Бугаенко в эту минуту, должно, на миг отдалившийся, отстранившийся от всех, от всего, как и каждый, погрузившийся, видно, в раздумья, да и считающий, наверное, что свое дело он сделал, завершил свою ответственную нелегкую миссию — прочел документ, а дальше, в редакторской вотчине — дело уже редактора, Елизара командовать. И не следует его подменять. А он, секретарь, если потребуется, скажет свое последнее слово. И оттого, наверное, когда знакомый молодой газетчик вскочил, только взглянул с недоумением на него, мол, чего он еще, когда и так уже все, даже больше, чем нужно, рассказано? Скосил глаза на редактора. Но и у того растерянность на лице, тоже, видать, только-только начал в себя приходить, как, впрочем, и все остальные.
А Изюмов, повернувшийся уже к залу лицом, невольно коснувшись трибуны спиной, прижался к ней поплотней. Опору, даже вроде прикрытия сзади почувствовал. И вдруг промелькнуло в мозгу (только сейчас об этом узнал, из письма), что Сталин тоже вот так: опасаясь всех и всего, постоянно трусливо жался к стенам спиной, старательно ее прикрывал. И Иван тотчас отступил от трибуны. Подниматься на нее он не стал. Услышат и так.
«Что я делаю? — успело еще стегануть его изнутри. Но тут же: — Или теперь, сейчас, или уже никогда! Так всегда и буду потом в платочек молчать». И, втянув, сколько смог, в себя воздуха, выдохнул:
— То, что нам прочитали… — растерялся, запнулся на миг. — Это… — скорчив гримасу, забегал, заметался по лицам замерших и притихших коллег каким-то ищущим, прямо-таки страждущим взглядом. — Это… Мне, коммунисту… — он чувствовал, знал, что сейчас жаждал сказать, этим сейчас было переполнено все его существо. Думал, что знает… Но нет, он не мог еще это ясно и четко сказать. И пытаясь выплеснуть сейчас из своего кровоточащего сердца внезапные утрату и боль, страстно поделиться ими с другими и хотя бы немного поскорее очиститься от скверны и лжи, призвать очиститься от них и других, Ваня и рванулся безрассудно к трибуне.

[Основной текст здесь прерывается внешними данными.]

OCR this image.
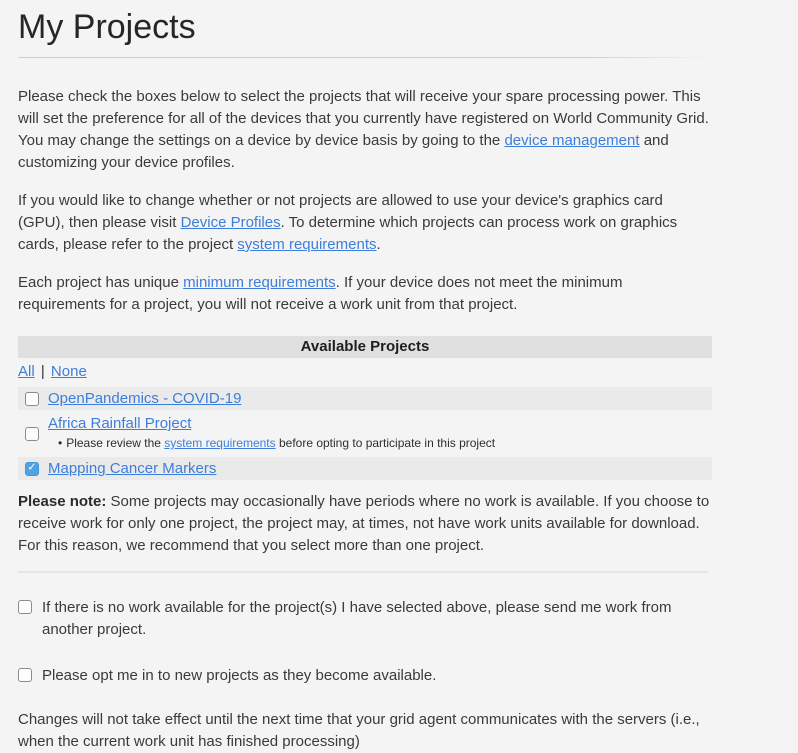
My Projects

Please check the boxes below to select the projects that will receive your spare processing power. This will set the preference for all of the devices that you currently have registered on World Community Grid. You may change the settings on a device by device basis by going to the device management and customizing your device profiles.

If you would like to change whether or not projects are allowed to use your device's graphics card (GPU), then please visit Device Profiles. To determine which projects can process work on graphics cards, please refer to the project system requirements.

Each project has unique minimum requirements. If your device does not meet the minimum requirements for a project, you will not receive a work unit from that project.

Available Projects
All | None
OpenPandemics - COVID-19
Africa Rainfall Project
• Please review the system requirements before opting to participate in this project
✓ Mapping Cancer Markers

Please note: Some projects may occasionally have periods where no work is available. If you choose to receive work for only one project, the project may, at times, not have work units available for download. For this reason, we recommend that you select more than one project.

If there is no work available for the project(s) I have selected above, please send me work from another project.
Please opt me in to new projects as they become available.

Changes will not take effect until the next time that your grid agent communicates with the servers (i.e., when the current work unit has finished processing)
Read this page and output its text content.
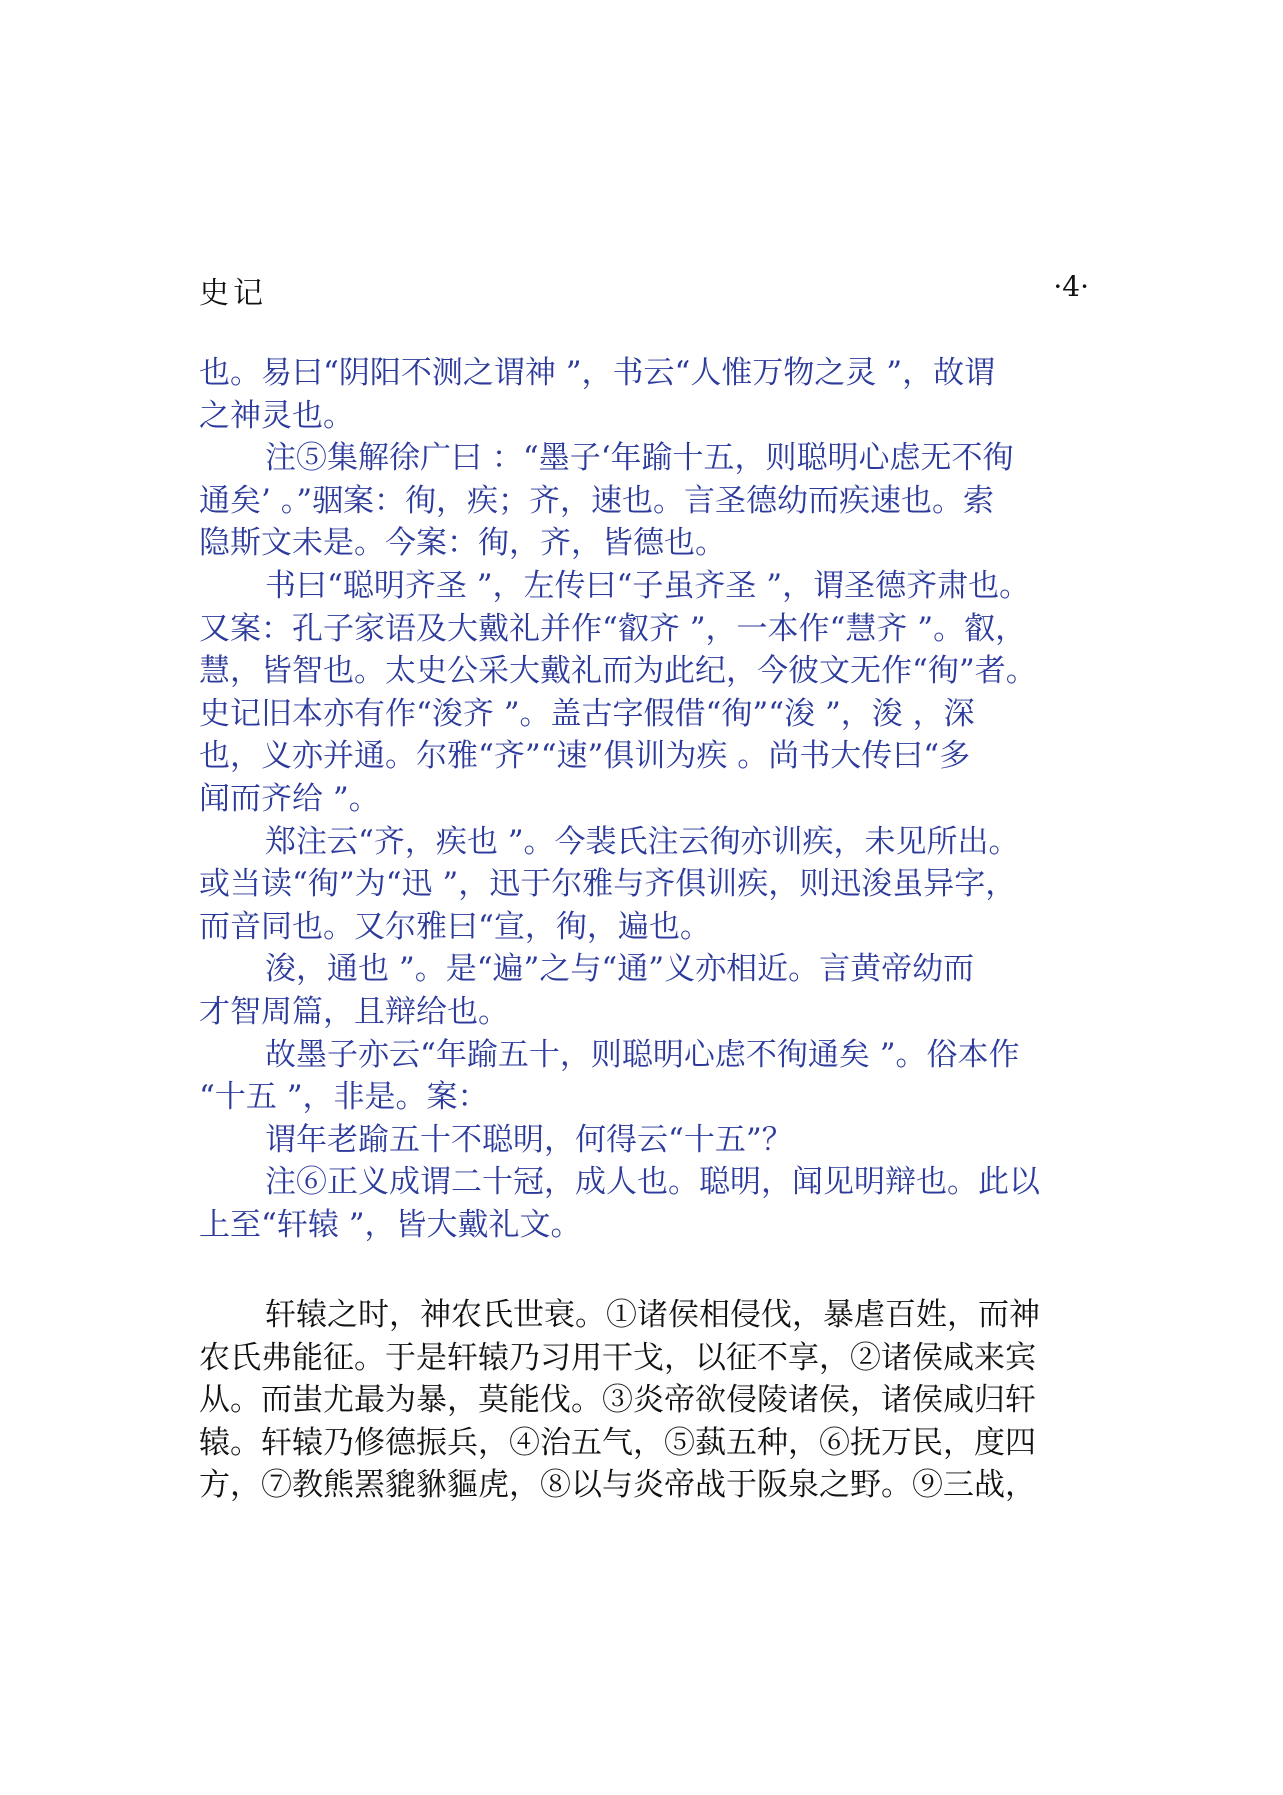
史记	·4·
也。易曰“阴阳不测之谓神 ”，书云“人惟万物之灵 ”，故谓
之神灵也。
注⑤集解徐广曰 ：“墨子‘年踰十五，则聪明心虑无不徇
通矣’ 。”骃案：徇，疾；齐，速也。言圣德幼而疾速也。索
隐斯文未是。今案：徇，齐，皆德也。
书曰“聪明齐圣 ”，左传曰“子虽齐圣 ”，谓圣德齐肃也。
又案：孔子家语及大戴礼并作“叡齐 ”，一本作“慧齐 ”。叡，
慧，皆智也。太史公采大戴礼而为此纪，今彼文无作“徇”者。
史记旧本亦有作“浚齐 ”。盖古字假借“徇”“浚 ”，浚 ，深
也，义亦并通。尔雅“齐”“速”俱训为疾 。尚书大传曰“多
闻而齐给 ”。
郑注云“齐，疾也 ”。今裴氏注云徇亦训疾，未见所出。
或当读“徇”为“迅 ”，迅于尔雅与齐俱训疾，则迅浚虽异字，
而音同也。又尔雅曰“宣，徇，遍也。
浚，通也 ”。是“遍”之与“通”义亦相近。言黄帝幼而
才智周篇，且辩给也。
故墨子亦云“年踰五十，则聪明心虑不徇通矣 ”。俗本作
“十五 ”，非是。案：
谓年老踰五十不聪明，何得云“十五”？
注⑥正义成谓二十冠，成人也。聪明，闻见明辩也。此以
上至“轩辕 ”，皆大戴礼文。
轩辕之时，神农氏世衰。①诸侯相侵伐，暴虐百姓，而神
农氏弗能征。于是轩辕乃习用干戈，以征不享，②诸侯咸来宾
从。而蚩尤最为暴，莫能伐。③炎帝欲侵陵诸侯，诸侯咸归轩
辕。轩辕乃修德振兵，④治五气，⑤蓺五种，⑥抚万民，度四
方，⑦教熊罴貔貅貙虎，⑧以与炎帝战于阪泉之野。⑨三战，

Зал поначалу замер, затих. Одна половина ошеломленно пригнулась, вжалась в сидения, головы — в плечи, другая, напротив, воспрянула, насторожилась, потянулась шеями вверх. И вдруг спохватился зал: загудел, заахал, задвигался.
Розенталь, ответственный секретарь, тучный, закормленный, малоподвижный, вскочил с дивана, будто пронзенный иглой.
— Нон комент, нон комент! — еще недавно, в пору охоты за космополитами, избегавший из осторожности всяких иностранных терминов, слов, теперь, словно бы в компенсацию, сыпал ими на каждом шагу. Еще пуще обычного выпучил, как шары (по причине больной щитовидки), глаза, всем жирным, заплывшим лицом почтительно кивнул на красную книжицу в секретарской руке. — Это не комментируется — это принимается так!
— Что значит не комментируется? Принимается так… Это почему же? — сразу вскочил в центре зала редакционный поэт и художник Женя Пушкарь. Малявка, росточком с мальчишку, и теперь не виден из крайних рядов, но не спутать ни с кем: резкий, высокий фальцет, почти всегдашняя полуразвязная пьянь, задиристость петушка. — Снова, значит, запретные темы! Зачем тогда все это было читать? — угарно мотнул он на документ длинноволосой взлохмаченной головой. — Выходит:
Скажите нам спасибо, братцы, Что мы не скрыли ни абзаца, Но впредь, чтобы спокойно жить, О правде хватит говорить…
— Так, что ли, выходит? — с хвастливым, заносчивым гонорком выдал экспромтом он свой поэтический перл. — А ну, пропусти-ка меня! — толкнул в плечо сидевшего рядом завотделом культуры и быта Анатолия Платоновича Титаренко.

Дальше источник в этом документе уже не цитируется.